Family photo hardly just a ‘point and shoot’ event

All I wanted was a picture — OK, two pictures — of my family. Shouldn’t that be simple?
My goal this summer was to get two photos taken while my children were all living in the same city. I might have been more successful had I planned a trip to the moon. At least we know for certain that can be done.
I had tackled the project of reframing the “growing up” photos. You know, the ones every mother has lining some long hallway in the house, starting as infants and going up until you could no longer bribe or physically drag your children down to the local photo studio. I admired the design of an artist-friend’s photo wall and following her example, I included various multiple-photo frames. The effect is great, but I ended up with a few empty slots. This prompted my quest for new photos.
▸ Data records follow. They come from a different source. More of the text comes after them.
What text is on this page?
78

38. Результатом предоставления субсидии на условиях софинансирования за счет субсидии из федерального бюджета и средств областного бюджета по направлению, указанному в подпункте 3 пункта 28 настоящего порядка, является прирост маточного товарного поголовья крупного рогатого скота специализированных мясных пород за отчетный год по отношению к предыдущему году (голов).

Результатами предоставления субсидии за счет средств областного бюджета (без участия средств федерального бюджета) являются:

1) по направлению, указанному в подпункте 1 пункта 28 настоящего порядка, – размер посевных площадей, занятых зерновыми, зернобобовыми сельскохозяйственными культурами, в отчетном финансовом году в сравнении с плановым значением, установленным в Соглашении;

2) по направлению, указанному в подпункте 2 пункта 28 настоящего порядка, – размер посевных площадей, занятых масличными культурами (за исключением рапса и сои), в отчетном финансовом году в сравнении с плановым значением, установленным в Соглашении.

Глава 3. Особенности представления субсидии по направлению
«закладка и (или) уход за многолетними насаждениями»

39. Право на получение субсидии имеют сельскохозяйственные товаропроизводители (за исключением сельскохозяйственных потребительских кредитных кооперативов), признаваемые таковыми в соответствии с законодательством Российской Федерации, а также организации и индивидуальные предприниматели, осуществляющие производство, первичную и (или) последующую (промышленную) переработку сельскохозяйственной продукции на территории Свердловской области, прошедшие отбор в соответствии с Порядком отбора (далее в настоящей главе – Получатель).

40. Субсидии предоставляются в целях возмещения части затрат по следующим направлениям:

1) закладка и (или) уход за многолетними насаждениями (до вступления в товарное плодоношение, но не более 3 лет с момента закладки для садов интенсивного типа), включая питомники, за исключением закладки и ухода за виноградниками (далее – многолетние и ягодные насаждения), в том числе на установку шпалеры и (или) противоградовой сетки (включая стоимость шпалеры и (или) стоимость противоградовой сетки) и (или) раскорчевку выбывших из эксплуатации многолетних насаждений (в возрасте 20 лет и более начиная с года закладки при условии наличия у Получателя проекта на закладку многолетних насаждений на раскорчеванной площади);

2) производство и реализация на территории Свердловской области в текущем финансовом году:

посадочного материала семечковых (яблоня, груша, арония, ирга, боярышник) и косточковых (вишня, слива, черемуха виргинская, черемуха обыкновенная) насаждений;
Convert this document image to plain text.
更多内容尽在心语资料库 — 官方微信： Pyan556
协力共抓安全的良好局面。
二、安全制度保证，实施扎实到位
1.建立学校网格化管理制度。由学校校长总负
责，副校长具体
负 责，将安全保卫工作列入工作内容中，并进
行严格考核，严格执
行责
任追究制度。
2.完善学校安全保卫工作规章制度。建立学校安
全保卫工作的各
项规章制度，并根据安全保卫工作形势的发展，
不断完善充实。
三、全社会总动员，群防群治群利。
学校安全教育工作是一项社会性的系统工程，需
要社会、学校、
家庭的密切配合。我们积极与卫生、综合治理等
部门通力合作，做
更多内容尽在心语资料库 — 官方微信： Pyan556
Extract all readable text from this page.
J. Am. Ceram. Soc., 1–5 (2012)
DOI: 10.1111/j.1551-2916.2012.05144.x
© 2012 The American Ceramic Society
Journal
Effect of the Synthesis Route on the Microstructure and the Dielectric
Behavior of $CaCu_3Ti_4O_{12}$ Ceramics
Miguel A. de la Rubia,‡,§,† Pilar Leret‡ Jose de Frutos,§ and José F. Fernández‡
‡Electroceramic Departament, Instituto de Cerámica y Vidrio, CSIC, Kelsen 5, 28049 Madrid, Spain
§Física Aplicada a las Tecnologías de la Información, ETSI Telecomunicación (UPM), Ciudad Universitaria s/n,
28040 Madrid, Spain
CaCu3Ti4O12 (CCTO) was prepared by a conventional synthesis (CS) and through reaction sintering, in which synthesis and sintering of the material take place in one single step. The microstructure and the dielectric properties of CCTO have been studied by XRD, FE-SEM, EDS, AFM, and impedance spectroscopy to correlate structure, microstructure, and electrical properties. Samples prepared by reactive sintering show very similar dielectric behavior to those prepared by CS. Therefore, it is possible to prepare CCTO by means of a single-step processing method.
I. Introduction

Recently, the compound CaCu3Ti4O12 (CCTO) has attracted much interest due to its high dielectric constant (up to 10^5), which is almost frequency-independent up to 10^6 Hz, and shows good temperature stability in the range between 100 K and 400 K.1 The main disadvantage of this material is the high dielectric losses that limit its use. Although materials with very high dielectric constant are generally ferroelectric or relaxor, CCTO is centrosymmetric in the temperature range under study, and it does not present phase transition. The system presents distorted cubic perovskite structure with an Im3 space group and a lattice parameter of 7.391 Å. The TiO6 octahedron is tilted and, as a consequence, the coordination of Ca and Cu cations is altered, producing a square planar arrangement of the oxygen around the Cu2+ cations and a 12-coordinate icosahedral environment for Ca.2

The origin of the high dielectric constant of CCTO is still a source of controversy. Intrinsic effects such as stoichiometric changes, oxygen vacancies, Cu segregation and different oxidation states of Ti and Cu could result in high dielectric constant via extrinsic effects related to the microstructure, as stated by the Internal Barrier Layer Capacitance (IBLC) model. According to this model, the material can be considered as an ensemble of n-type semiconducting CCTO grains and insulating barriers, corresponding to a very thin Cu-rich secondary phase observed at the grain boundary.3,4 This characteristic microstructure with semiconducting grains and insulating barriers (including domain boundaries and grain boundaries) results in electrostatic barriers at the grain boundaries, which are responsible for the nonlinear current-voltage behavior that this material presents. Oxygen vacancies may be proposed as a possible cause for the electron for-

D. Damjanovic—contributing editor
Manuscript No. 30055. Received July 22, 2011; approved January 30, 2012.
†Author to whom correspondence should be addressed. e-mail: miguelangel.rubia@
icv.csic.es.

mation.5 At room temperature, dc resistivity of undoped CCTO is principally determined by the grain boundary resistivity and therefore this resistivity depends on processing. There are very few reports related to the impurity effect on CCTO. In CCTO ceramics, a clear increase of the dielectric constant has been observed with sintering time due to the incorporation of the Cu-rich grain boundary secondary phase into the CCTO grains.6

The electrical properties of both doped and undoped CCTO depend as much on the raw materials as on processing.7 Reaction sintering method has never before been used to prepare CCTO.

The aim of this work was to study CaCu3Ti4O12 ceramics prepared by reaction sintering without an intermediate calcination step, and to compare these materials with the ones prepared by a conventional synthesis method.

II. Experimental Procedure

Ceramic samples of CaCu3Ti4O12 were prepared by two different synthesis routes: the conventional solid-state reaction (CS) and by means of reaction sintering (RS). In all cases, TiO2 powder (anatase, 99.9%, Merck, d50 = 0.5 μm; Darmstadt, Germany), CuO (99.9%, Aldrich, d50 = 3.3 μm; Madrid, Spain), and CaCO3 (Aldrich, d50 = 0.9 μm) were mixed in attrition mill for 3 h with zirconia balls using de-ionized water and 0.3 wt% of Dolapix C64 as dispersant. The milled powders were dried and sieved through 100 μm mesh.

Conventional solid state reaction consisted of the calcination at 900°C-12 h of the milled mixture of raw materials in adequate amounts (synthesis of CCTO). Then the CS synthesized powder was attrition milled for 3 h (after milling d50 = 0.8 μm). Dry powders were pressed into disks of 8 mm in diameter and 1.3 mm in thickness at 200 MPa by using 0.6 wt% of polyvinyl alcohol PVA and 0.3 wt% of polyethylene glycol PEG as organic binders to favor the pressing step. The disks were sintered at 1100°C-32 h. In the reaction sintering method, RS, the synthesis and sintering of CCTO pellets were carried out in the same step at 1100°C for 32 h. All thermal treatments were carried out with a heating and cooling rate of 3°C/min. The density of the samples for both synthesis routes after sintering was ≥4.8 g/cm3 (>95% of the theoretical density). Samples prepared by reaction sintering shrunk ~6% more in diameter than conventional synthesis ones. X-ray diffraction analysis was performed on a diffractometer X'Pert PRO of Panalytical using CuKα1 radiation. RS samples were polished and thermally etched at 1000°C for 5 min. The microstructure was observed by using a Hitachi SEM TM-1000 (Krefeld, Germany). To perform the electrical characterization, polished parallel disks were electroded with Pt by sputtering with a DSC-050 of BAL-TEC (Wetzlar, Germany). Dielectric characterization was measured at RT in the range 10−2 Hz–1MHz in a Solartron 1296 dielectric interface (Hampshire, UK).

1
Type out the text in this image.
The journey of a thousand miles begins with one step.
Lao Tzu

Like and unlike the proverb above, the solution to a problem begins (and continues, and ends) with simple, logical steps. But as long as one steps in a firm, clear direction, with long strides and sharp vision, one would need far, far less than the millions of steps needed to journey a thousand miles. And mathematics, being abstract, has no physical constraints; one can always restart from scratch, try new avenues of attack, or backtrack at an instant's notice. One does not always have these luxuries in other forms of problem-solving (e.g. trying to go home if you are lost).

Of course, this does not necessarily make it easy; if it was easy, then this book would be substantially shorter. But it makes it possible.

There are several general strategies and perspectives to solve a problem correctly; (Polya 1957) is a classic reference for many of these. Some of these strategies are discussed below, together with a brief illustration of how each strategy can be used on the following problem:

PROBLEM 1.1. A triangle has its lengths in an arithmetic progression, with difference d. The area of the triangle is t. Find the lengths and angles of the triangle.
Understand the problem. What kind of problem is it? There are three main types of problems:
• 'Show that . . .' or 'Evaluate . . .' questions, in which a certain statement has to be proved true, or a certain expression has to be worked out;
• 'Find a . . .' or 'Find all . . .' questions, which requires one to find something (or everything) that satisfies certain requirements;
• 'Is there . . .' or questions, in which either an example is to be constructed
The first one involves a favorite of mine of my children, at about ages 6 and 8. We had borrowed grandpa’s VW camper and had popped up the top and folded out the beds for a driveway camp-out. The kids were having a ball climbing all over it and I caught them as they both peeked upside-down over the edge of the upper bunk, grinning adorably. With two empty spots in one frame, I decided to pair the original with another one of the same pose in the same VW, at ages 20 and 22. This time there was a lot less giggling.
Can some physics or biology professor explain to me why it is harder to hang your head over a small ledge and grin when you are 20, than it was when you were 6? My son looked like an overripe tomato after about 15 seconds but I think he was holding his breath, just to annoy me. His sister, meanwhile, was laughing hysterically at him turning purple, so at least she was grinning.
My other ill-fated plan was to get new photos of the entire family. The entire family does not mean 25 extended relatives. It only means four people. Finding a time when all four were available and the light was right rivaled any Hollywood celeb. We rescheduled twice. But the quirk that foiled my plan in the end was that no one but I saw this photo as a priority. They would show up. That’s all they could promise. I had to remind everyone over and over and over. This photo has to reflect the beauty and perfectness of our family for generations to come. My family refused to share my enthusiasm.
How do I know? My daughter dyed her hair and my son buzzed his. They didn’t realize this would kill the photo, but I could tell they were unrepentant. I have now given them a royal, mom edict that they have until Christmas vacation to grow everything out to a length and color worth immortalizing.
And just for conversation’s sake, I might have mentioned something about a present-free Christmas morning and possibly redoing my will Jan.1.